In the present case, there was no acquisition of an existing
system, there was no established union and there were no collective
bargaining rights in place. Consequently, we find that no error
was committed by the lower court.
Based on the foregoing opinion, the decision of the Circuit
Court of Wood County is hereby affirmed.
Footnote: 1Based upon our conclusion that West Virginia Code § 8-27-21 does not provide the appellants with collective bargaining rights, we find the appellants' equal protection claim which is based upon that statute to be unmeritorious. See Frasher v. West Virginia Bd. of Law Examiners, 185 W. Va. 725, 408 S.E.2d 675 (1991); Israel ex rel. Israel v. West Virginia Secondary Schools Activities Comm'n, 182 W. Va. 454, 388 S.E.2d 480 (1989).

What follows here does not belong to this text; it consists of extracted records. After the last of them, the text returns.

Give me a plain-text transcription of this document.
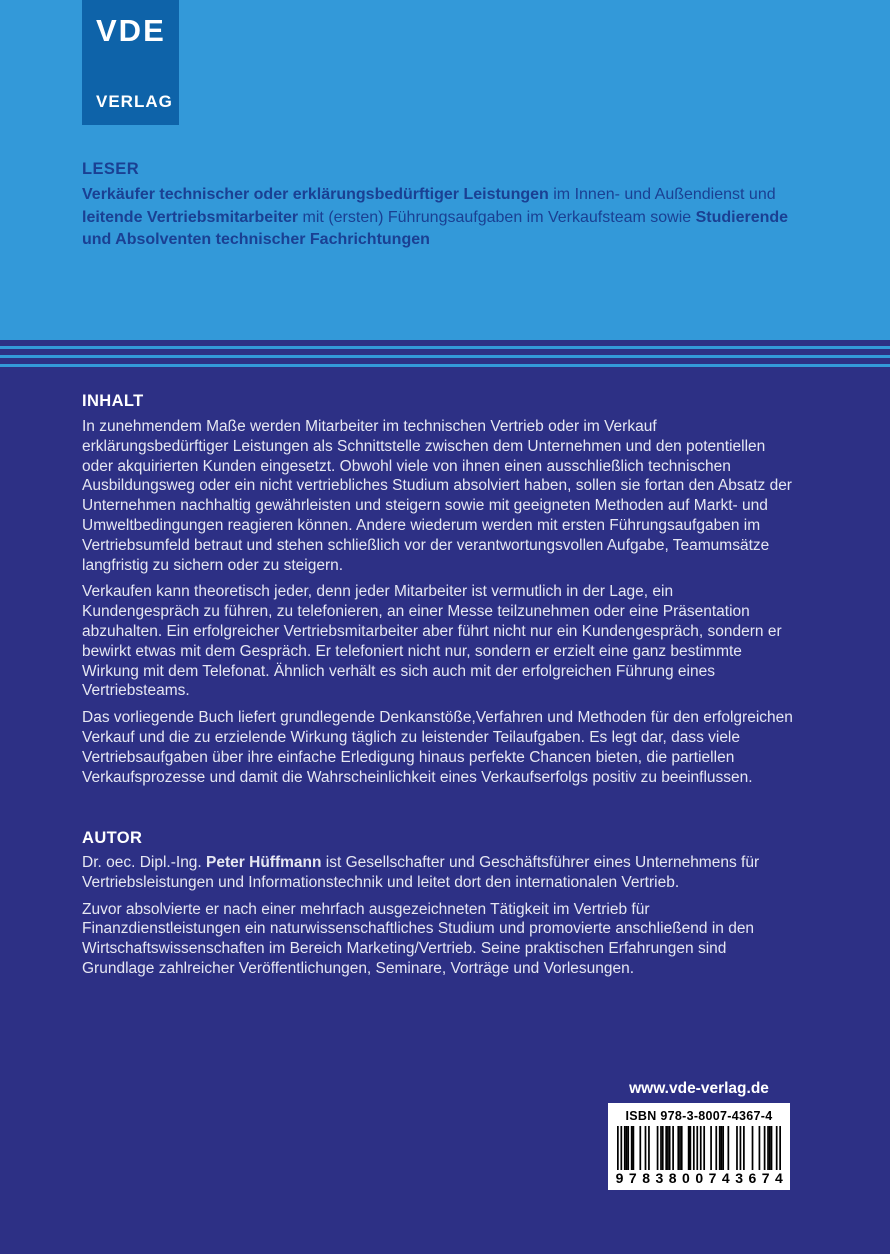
VDE
VERLAG
LESER

Verkäufer technischer oder erklärungsbedürftiger Leistungen im Innen- und Außendienst und leitende Vertriebsmitarbeiter mit (ersten) Führungsaufgaben im Verkaufsteam sowie Studierende und Absolventen technischer Fachrichtungen

INHALT

In zunehmendem Maße werden Mitarbeiter im technischen Vertrieb oder im Verkauf erklärungsbedürftiger Leistungen als Schnittstelle zwischen dem Unternehmen und den potentiellen oder akquirierten Kunden eingesetzt. Obwohl viele von ihnen einen ausschließlich technischen Ausbildungsweg oder ein nicht vertriebliches Studium absolviert haben, sollen sie fortan den Absatz der Unternehmen nachhaltig gewährleisten und steigern sowie mit geeigneten Methoden auf Markt- und Umweltbedingungen reagieren können. Andere wiederum werden mit ersten Führungsaufgaben im Vertriebsumfeld betraut und stehen schließlich vor der verantwortungsvollen Aufgabe, Teamumsätze langfristig zu sichern oder zu steigern.

Verkaufen kann theoretisch jeder, denn jeder Mitarbeiter ist vermutlich in der Lage, ein Kundengespräch zu führen, zu telefonieren, an einer Messe teilzunehmen oder eine Präsentation abzuhalten. Ein erfolgreicher Vertriebsmitarbeiter aber führt nicht nur ein Kundengespräch, sondern er bewirkt etwas mit dem Gespräch. Er telefoniert nicht nur, sondern er erzielt eine ganz bestimmte Wirkung mit dem Telefonat. Ähnlich verhält es sich auch mit der erfolgreichen Führung eines Vertriebsteams.

Das vorliegende Buch liefert grundlegende Denkanstöße,Verfahren und Methoden für den erfolgreichen Verkauf und die zu erzielende Wirkung täglich zu leistender Teilaufgaben. Es legt dar, dass viele Vertriebsaufgaben über ihre einfache Erledigung hinaus perfekte Chancen bieten, die partiellen Verkaufsprozesse und damit die Wahrscheinlichkeit eines Verkaufserfolgs positiv zu beeinflussen.

AUTOR

Dr. oec. Dipl.-Ing. Peter Hüffmann ist Gesellschafter und Geschäftsführer eines Unternehmens für Vertriebsleistungen und Informationstechnik und leitet dort den internationalen Vertrieb.

Zuvor absolvierte er nach einer mehrfach ausgezeichneten Tätigkeit im Vertrieb für Finanzdienstleistungen ein naturwissenschaftliches Studium und promovierte anschließend in den Wirtschaftswissenschaften im Bereich Marketing/Vertrieb. Seine praktischen Erfahrungen sind Grundlage zahlreicher Veröffentlichungen, Seminare, Vorträge und Vorlesungen.

www.vde-verlag.de
ISBN 978-3-8007-4367-4
9783800743674
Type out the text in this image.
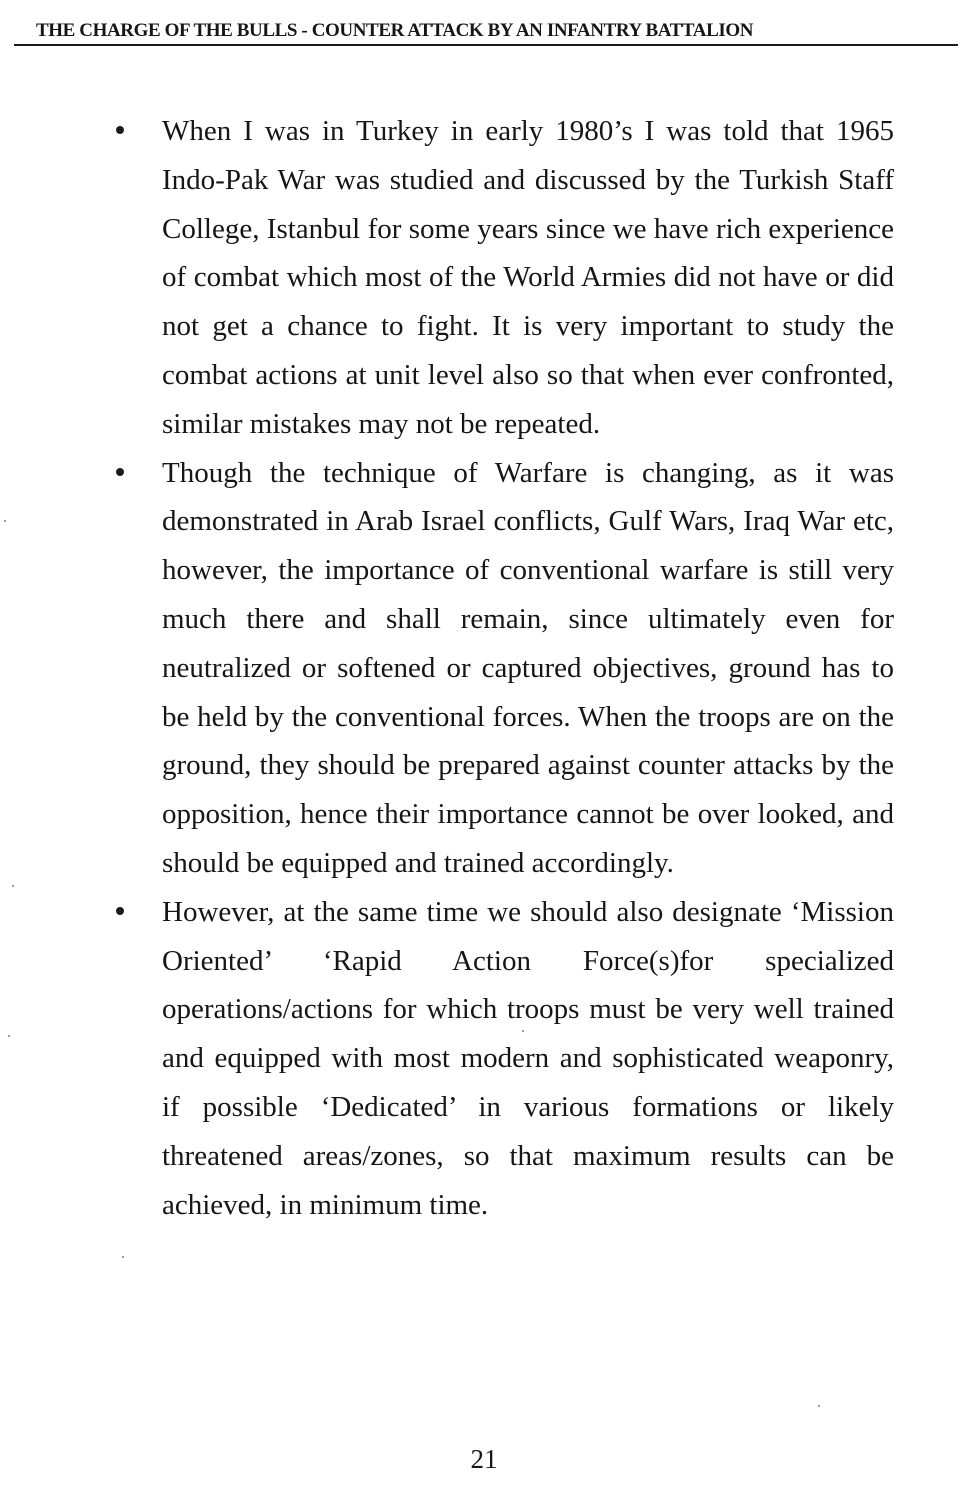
THE CHARGE OF THE BULLS - COUNTER ATTACK BY AN INFANTRY BATTALION

When I was in Turkey in early 1980’s I was told that 1965 Indo-Pak War was studied and discussed by the Turkish Staff College, Istanbul for some years since we have rich experience of combat which most of the World Armies did not have or did not get a chance to fight. It is very important to study the combat actions at unit level also so that when ever confronted, similar mistakes may not be repeated.

Though the technique of Warfare is changing, as it was demonstrated in Arab Israel conflicts, Gulf Wars, Iraq War etc, however, the importance of conventional warfare is still very much there and shall remain, since ultimately even for neutralized or softened or captured objectives, ground has to be held by the conventional forces. When the troops are on the ground, they should be prepared against counter attacks by the opposition, hence their importance cannot be over looked, and should be equipped and trained accordingly.

However, at the same time we should also designate ‘Mission Oriented’ ‘Rapid Action Force(s)for specialized operations/actions for which troops must be very well trained and equipped with most modern and sophisticated weaponry, if possible ‘Dedicated’ in various formations or likely threatened areas/zones, so that maximum results can be achieved, in minimum time.

21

Footnote: 2The appellants also maintain that the National Labor Relations Act and West Virginia Code § 21-1A-1 to -8 (1989) (entitled the Labor-Management Relations Act for the Private Sector) prospectively guarantees collective bargaining rights to employees of any acquired system even though the employees have not previously chosen to exercise their rights by means of forming a unit and entering into a collective bargaining agreement with their prior employer. The lower court found that West Virginia Code § 21-1A-1 to -8 was intended by the legislature "to apply to the private sector not to the public sector of which the 'MOVTA' is most assuredly a member." Moreover, West Virginia Code § 21-1A-2(a)(2) specifically excludes "the State of West Virginia or any political subdivision or agency thereof." See City of Fairmont, 166 W. Va. at 15, 283 S.E.2d at 597 ("There is no question that W. Va. Code, 21-1A-1 et seq., is limited to private sector labor disputes.") We agree with the lower court's decision concerning the applicability of this statute and accordingly find that the appellants' argument is without merit.